Şu anda karakolun önünde iki tane güvenlik var ve biz karakolun oto parkındayız. Kolumu hemen çektim. Yani bir fikrim vardı."Sen şimdi görürsün kaybetmeyi!" diyerek koştum. Koşarken pantolonumun önünü  yırttım. Arkamdan geldi ama mesafe vardı aramızda. Ben hazır öndeyken iki tane güvenliğin yanına gidip kısık sesle "Bakar mısınız şurada sapık var daha demin bana laf attı bende buraya geldim. Hatta bakın pantolonuma saldırdı pislik." Galiba ilk defa iftira atıyordum aslında iftira olmazdı bu ama olsun ne olur ne olmaz! Hakketti bunu o! "Şurada ki adam mı gelen?" - Evet lütfen içeri dıkın onu! Dedim ve banka oturdum.

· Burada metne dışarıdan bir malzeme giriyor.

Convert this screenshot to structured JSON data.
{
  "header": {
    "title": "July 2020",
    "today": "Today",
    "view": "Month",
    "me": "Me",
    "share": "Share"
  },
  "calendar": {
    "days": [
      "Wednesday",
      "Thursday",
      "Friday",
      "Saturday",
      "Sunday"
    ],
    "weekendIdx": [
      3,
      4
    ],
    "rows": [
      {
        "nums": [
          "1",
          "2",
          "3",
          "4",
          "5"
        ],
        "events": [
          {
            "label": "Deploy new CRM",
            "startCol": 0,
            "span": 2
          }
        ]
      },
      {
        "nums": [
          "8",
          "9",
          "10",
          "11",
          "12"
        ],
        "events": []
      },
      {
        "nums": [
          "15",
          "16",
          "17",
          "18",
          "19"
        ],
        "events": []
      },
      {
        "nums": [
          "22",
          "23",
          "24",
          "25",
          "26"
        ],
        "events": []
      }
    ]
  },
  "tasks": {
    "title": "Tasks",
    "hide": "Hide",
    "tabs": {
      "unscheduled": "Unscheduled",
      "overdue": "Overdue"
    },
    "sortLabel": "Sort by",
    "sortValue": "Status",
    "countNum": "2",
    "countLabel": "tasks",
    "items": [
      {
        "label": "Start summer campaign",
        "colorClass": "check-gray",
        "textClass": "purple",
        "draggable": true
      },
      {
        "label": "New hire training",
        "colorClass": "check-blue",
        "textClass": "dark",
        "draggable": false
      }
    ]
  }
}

Evet polisler kelepçelediler ellerini yanına gittim Mert'in" Şimdi Berk'ten suçlamanı alıyorsun, alırsan bende suçlamamı alırım ne dersin?" dedim.
"Çok beklersin! "derken gittiler. Ne yapsam olmuyor ya! Göz göre göre Berk içeride kaldı. İnşallah aynı yere düşerlerde bir güzel dayak yer Berk'ten.